A verdade, que já deve estar clara a essa altura, é que eu amo e odeio escrever pelo mesmo motivo: Eu preciso fazê-lo. Ter uma ideia e vê-la pronta são duas sensações muito satisfatórias, mas isto depende completamente do todo o processo que está entre essas duas etapas e, embora processos já sejam geralmente desagradáveis, o processo de escrita está entre os mais frustrantes. Trata-se de uma conversa onde o interlocutor é invisível e que despende atenção absoluta de quem escreve; algo que revela a analogia coprológica muito mais coerente do que a da louça, já que esta última não demanda uma concentração tão restrita.

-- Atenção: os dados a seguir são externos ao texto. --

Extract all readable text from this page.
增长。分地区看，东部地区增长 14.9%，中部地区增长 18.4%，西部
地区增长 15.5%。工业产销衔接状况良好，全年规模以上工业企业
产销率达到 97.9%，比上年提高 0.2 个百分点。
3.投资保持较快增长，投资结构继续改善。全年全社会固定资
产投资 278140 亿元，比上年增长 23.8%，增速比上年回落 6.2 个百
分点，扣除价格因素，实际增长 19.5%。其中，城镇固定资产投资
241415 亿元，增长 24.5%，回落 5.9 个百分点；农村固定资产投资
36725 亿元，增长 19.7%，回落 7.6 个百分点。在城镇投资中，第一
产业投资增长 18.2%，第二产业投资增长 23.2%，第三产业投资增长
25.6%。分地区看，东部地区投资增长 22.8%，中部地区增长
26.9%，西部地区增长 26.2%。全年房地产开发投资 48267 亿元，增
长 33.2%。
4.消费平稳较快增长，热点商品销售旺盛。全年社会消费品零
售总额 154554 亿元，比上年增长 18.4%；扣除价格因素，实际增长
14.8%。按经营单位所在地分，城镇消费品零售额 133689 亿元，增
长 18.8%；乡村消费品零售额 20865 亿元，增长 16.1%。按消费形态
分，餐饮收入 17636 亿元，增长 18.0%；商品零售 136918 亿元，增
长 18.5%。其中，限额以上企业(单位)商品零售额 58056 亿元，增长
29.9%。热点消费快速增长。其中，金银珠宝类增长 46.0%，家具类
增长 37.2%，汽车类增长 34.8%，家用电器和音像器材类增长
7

Além de tudo isso, existem as questões práticas. Primeiro, a leitura não é um prazer comum do público geral e tornou-se quase uma tarefa, e me incluo nisso com minhas poucas dezenas de livros lidos na vida. Então, além do interlocutor ser invisível, há sempre a chance dele ser inexistente. Depois, a necessidade de escrever bem, o que envolve muita leitura, estudo e – suspiro – revisão; e eu confesso, envergonhado, que algumas vezes pulo ou negligencio estes passos – me apaixonei pela escrita por preguiça, afinal.

E a pior parte é esta. Terminar o texto e tentar entender o valor do que foi escrito. Por um lado, consegui, de uma forma ou de outra, tirar uma ideia da cabeça e produzi algo para o mundo; por outro, apenas descrevi meus pensamentos pessoais, que talvez só importem para mim, da maneira mais fácil que encontrei, sem nenhum tipo de planejamento ou estruturação digna de nota. Existem algumas ocasiões em que isso é recompensador, com encerramentos inspirados que fecham o texto como um círculo perfeito, recuperam alguma ideia jogada ao longo do texto para deixar o hipotético leitor com uma sensação de completude. Mas não é o caso deste. Este texto terminará com essa metalinguagem preguiçosa.

Preguiçosa… Até que não é um final tão incoerente assim. Eu falei de preguiça ao longo do texto, afinal.

Olha só, por isso que eu amo escrever.